In the end, the intellectual vacuity is essentially the same though, and they are certainly all serving the same masters. But I'll at least give Goldberg credit for having some notion as to where some boundaries lie, that it's fucked up to, say, mock Michael J. Fox to make a cheap political point. Still, he's as intellectually bankrupt as the rest of this modern strain of fake conservatives.

As a final example of just how poorly-reasoned Goldberg's arguments tend to be, just read his latest column, in which he implores fellow conservaschmucks not to forget about Poor Ol' Straight Talk (aka POST), he of the infamous Baghdad mallwalk with BFF Huckleberry "Ah got fahve ruhgs for fahve buhcks!" Graham.

McCain's been a consistent pro-lifer (which distinguishes him from pretty much everyone else in the race so far). Until recently, Giuliani argued passionately for partial-birth abortion as a constitutional right. McCain has voted to confirm every conservative Supreme Court nominee, including Robert Bork. He voted "guilty" in Bill Clinton's impeachment trial. He campaigned for George W. Bush in 2000 and 2004, even after Bush beat him. Giuliani says he was ideologically simpatico with Clinton, and he endorsed Democrat Mario Cuomo for governor of New York.

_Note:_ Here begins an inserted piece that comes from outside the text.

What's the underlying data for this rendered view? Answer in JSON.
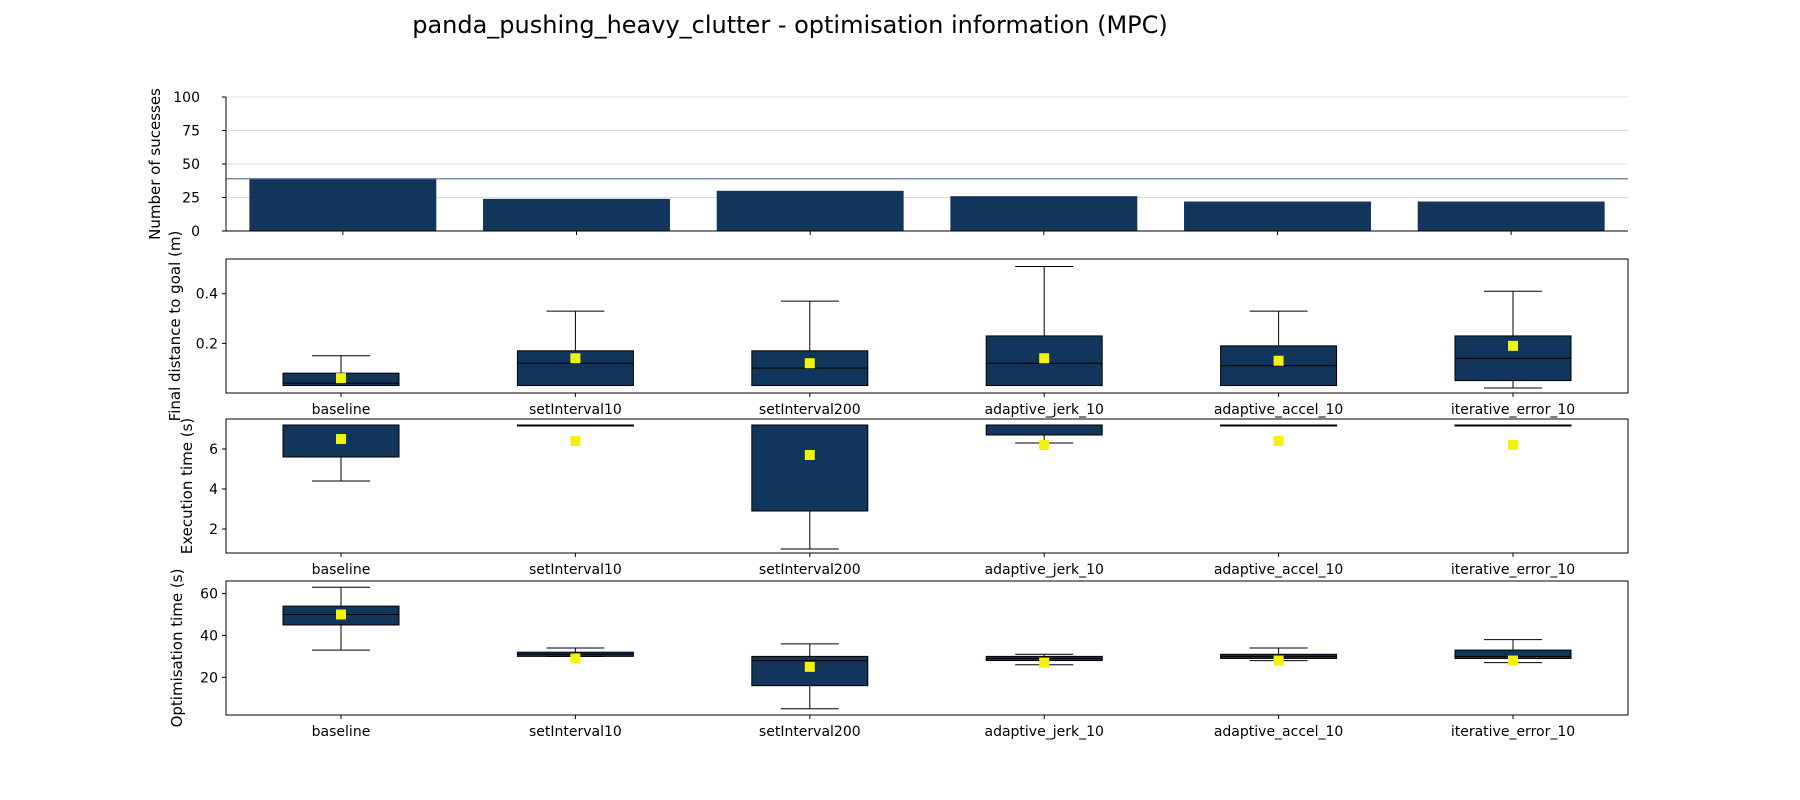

My point isn't merely to make invidious comparisons between McCain and Giuliani (heck, to liberals they're not invidious at all). I'm actually a fan of Giuliani, and I think the GOP and the country could do worse in a president and Republican standard-bearer. But the double standard on the right seems more than a little self-indulgent.

I thought self-indulgence was the Randian conservatives' calling least for themselves. When libruls are self-indulgent, they're hedonistic sybarites living beyond their means on someone else's money, mind you; when self-styled conservatives live pointless, unearned lives of waste and excess on money they either inherited or stole, it's the magic of lucky sperm shaking the invisible hand of the free marketplace. Which can be messy if you think about it.

But I digress. Forget the noisome idea that, according to Goldberg, POST's strengths are that he voted to confirm Robert Bork for SCOTUS, and to convict Bill Clinton for getting his pole smoked. Just think about how useless and anachronistic those references are in the first place. Conservatives' loathing runs deep and wide for POST; he's bucked them one too many times over the years with his showy displays of maverickness. They're not going to change their minds because he voted to confirm Robert Bork. So just as an argument, this a non-starter.

What's worse is that POST's current track record, as well as his campaign, is a complete shambles. Yet the Los Angeles Times wastes space that would have been better used for lingerie ads for this nonsense:

In response, McCain has decided to slap conservatives out of their haze. In what his campaign is billing as major speeches, the first on Wednesday at the Virginia Military Institute, McCain plans to make his candidacy a referendum on victory in Iraq. It is a truly bold and courageous gambit. At a time when the polls advise running away from the war, McCain will embrace it.

This is cheap and disingenuous, and any intellectually honest person would know it before even writing it in the first place. "Polls advise running away from the war" is a tremendously hollow translation of "a majority of American citizens, who still at least notionally run their country, have clearly and consistently voiced their disapproval for the war, both in its conceptual flaws and especially in the unspeakably incompetent planning of the postwar occupation". The electorate has been abundantly clear about this, and McCain, like Bush, has no plan to "win", nor even a definition, he simply keeps reiterating that "losing" is catastrophic, apparently not realizing that it's already lost, the rest is just triage.

And Goldberg had the nerve to criticize Juan Cole's judgment.